Preparing for a scenario where a COVID-19 surge never materializes

“I think our biggest challenge right now is similar to other people that aren't in the hotbed coastal regions: trying to understand when our peak is coming,” says Allison Lutz, vice president of finance and business intelligence, Excela Health in Pennsylvania. “We’re using very different modeling techniques to drive revenue assumptions.

“At one point in April, some of the data showed that we’d experience a peak in cases within a week, while other external models projected a peak in May,” she says. “We’re not yet seeing the influx that the nation is planning for, and we’re trying to understand whether we’ll see a surge in COVID-19.”
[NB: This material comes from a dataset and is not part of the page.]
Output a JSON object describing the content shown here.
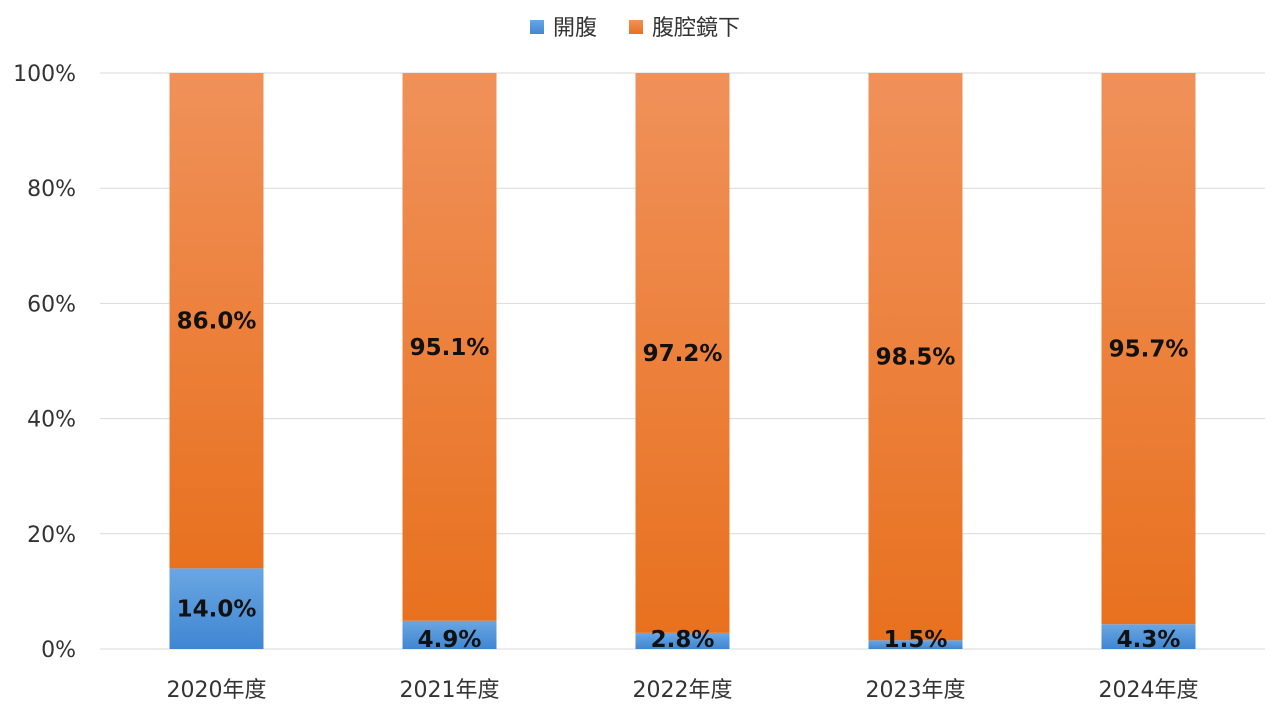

Meanwhile, in Sioux Falls, South Dakota, Sanford Health hasn’t directly experienced a rush of COVID-19 visits, despite a local outbreak. The town’s Smithfield Foods pork plant closed for two weeks due to an outbreak among the plant’s 3,700 workers, but the plant’s health plan directs employees to another local health system. “We’ve offered to help with any overflow needs that system might have, but we haven’t had as many hospitalizations,” says Chris Stevenson, manager of finance. The plant partially reopened on May 4, with 250 workers in two departments.

Health systems in Columbus, Indiana, are also seeing few COVID-19 cases. “We’re still waiting for that surge, building up supplies and preparing staff, just in case,” said Byron Hennessy, finance manager at Columbus Regional Health. “We’re constantly working through cash flow projections—out to March 2021—to project when we might be back to 100% on cash receipts. We’re updating those numbers each week.”

For Stanislas of UVM, the uncertainty faced by his organization and others that have not experienced a COVID-19 surge underscores the importance of financial modeling tools that support agility in a changing environment. Stanislas and his team have been simulating what surgical volumes could look like in the next 12 months, setting goals by service areas and departments regarding how to tackle the current backlog of 2,200 cases.

“One of our biggest questions as leaders comes down to, ‘How much of that backlog do we want to address, month by month, to strengthen financial performance while preventing staff burnout?’” he says. “We’re giving ourselves a window of 12 months to dig out of this, financially, looking at OR schedules by subspecialty. It’s important to realize that our doctors, nurses, and other clinicians are going to need some downtime when this is over. Taking their needs into account while planning for the year ahead will be crucial to our long-term success.”